Yanosik chroni pracowników drogowych i kierowców
Już w 2017 roku FBSerwis oraz Yanosik uruchomili nową funkcję w aplikacji: System SKOPI (System Komunikacji o Pracach Interwencyjnych), który powstał w odpowiedzi na potrzeby FBSerwis i ich pracowników oraz po to, by dbać o bezpieczeństwo kierowców. Każdy użytkownik aplikacji Yanosik otrzymuje dwa rodzaje komunikatów na swój telefon: Zachowaj ostrożność – Prace drogowe lub Zachowaj ostrożność – Koszenie traw.
Kierowcy lekceważą obecność pracowników drogowych na trasie
O tym, jak wygląda codzienność pracownika drogowego, opowiada Paweł Gigoń – pracownik utrzymania dróg FBSerwis z Zespołu zajmującego się utrzymaniem obwodnicy Trójmiasta.
– Wielu kierowców nie zdaje sobie sprawy z tego, jak odpowiedzialne i ważne zadania wykonują pracownicy drogowi. Jak wygląda Pana codzienna praca w FBSerwis?
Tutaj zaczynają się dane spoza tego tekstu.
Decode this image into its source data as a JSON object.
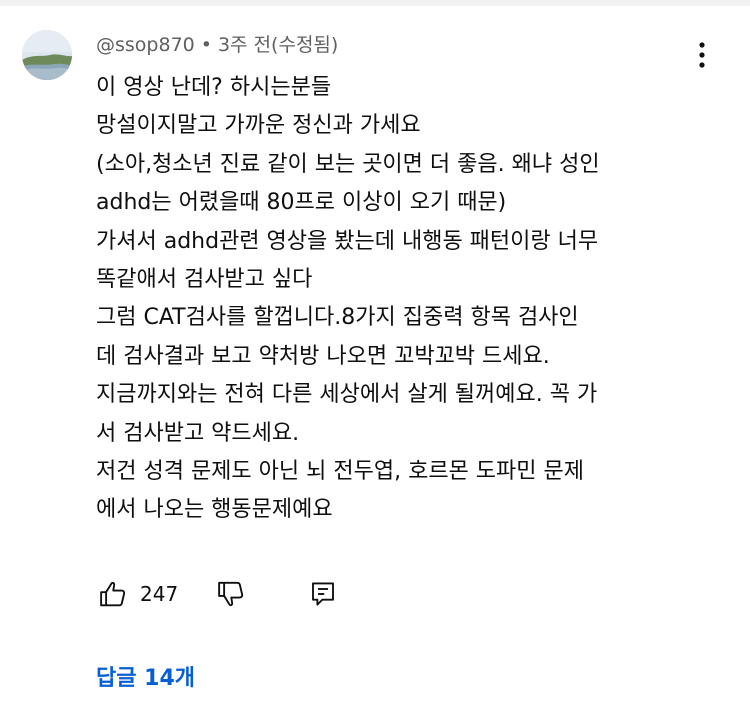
{
  "comment": {
    "author": "@ssop870",
    "separator": "•",
    "time": "3주 전(수정됨)",
    "lines": [
      "이 영상 난데? 하시는분들",
      "망설이지말고 가까운 정신과 가세요",
      "(소아,청소년 진료 같이 보는 곳이면 더 좋음. 왜냐 성인",
      "adhd는 어렸을때 80프로 이상이 오기 때문)",
      "가셔서 adhd관련 영상을 봤는데 내행동 패턴이랑 너무",
      "똑같애서 검사받고 싶다",
      "그럼 CAT검사를 할껍니다.8가지 집중력 항목 검사인",
      "데 검사결과 보고 약처방 나오면 꼬박꼬박 드세요.",
      "지금까지와는 전혀 다른 세상에서 살게 될꺼예요. 꼭 가",
      "서 검사받고 약드세요.",
      "저건 성격 문제도 아닌 뇌 전두엽, 호르몬 도파민 문제",
      "에서 나오는 행동문제예요"
    ]
  },
  "actions": {
    "like_count": "247",
    "like_icon": "thumbs-up-icon",
    "dislike_icon": "thumbs-down-icon",
    "reply_icon": "reply-icon"
  },
  "replies": {
    "label": "답글 14개"
  },
  "colors": {
    "link": "#065fd4",
    "meta": "#606060",
    "text": "#0f0f0f"
  }
}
– Służba drogowa na obwodnicy Trójmiasta pracuje 24 godziny na dobę, siedem dni w tygodniu. Jeździmy w zespołach minimum 2-osobowych. Każdą zmianę rozpoczynamy od interwencji i wyjazdu do zgłoszonych wydarzeń drogowych. Kierowcy mogą nas poinformować o sytuacjach niebezpiecznych czy kryzysowych poprzez kontakt z PID – Punktem Informacji Drogowej. W pracy mamy przy sobie zawsze dyżurny telefon – gdy tylko otrzymamy informację – jedziemy tam. Jeśli zmiana jest spokojna i nic nie wydarzyło się na drodze, to jedziemy patrolować ulice lub wykonywać zlecone przez zamawiającego zadania. Działania patrolowe polegają na jeździe po wyznaczonym rejonie i weryfikowaniu, czy na drodze występuje coś, co należy uprzątnąć, naprawić – coś co może narazić użytkowników dróg na stworzenie sytuacji niebezpiecznych – martwe zwierzęta na środku jezdni, koła, a nawet zdarzyło się nam zabrać z drogi wersalkę czy nową zmywarkę.
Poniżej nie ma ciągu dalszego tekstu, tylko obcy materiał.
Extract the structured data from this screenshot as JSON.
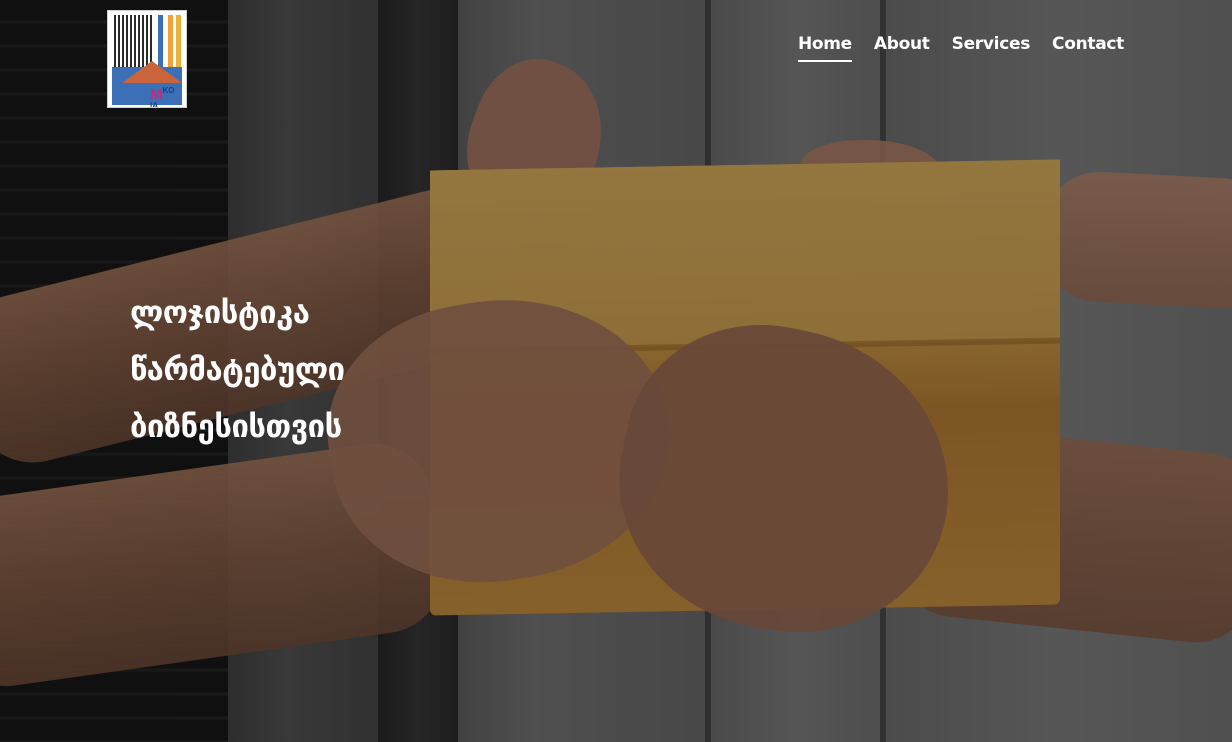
{
  "logo": {
    "letters_main": "M",
    "letters_small": "KO",
    "letters_bottom": "IA",
    "icon": "building-house-logo"
  },
  "nav": {
    "items": [
      {
        "label": "Home",
        "active": true
      },
      {
        "label": "About",
        "active": false
      },
      {
        "label": "Services",
        "active": false
      },
      {
        "label": "Contact",
        "active": false
      }
    ]
  },
  "hero": {
    "headline_lines": [
      "ლოჯისტიკა",
      "წარმატებული",
      "ბიზნესისთვის"
    ],
    "image": "hands-passing-cardboard-box"
  }
}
– A co z bezpieczeństwem pracowników drogowych? Jakie ryzyka towarzyszą Pana pracy?
-Dopóki nie podjąłem pracy, jako pracownik utrzymania drogi, nie zdawałem sobie sprawy z tego, jak niebezpieczna jest to praca. Oczywiście nie mówię tego w kontekście pochwalenia mojej odwagi, ale pracuję tutaj 7 lat i wiele widziałem przez ten czas sytuacji niebezpiecznych i tragicznych wydarzeń, z udziałem moich kolegów. Największym zagrożeniem są oczywiście kierowcy – prędkość, wyprzedzanie bez wyobraźni i brak reakcji na oznakowane prace prowadzone pod ruchem.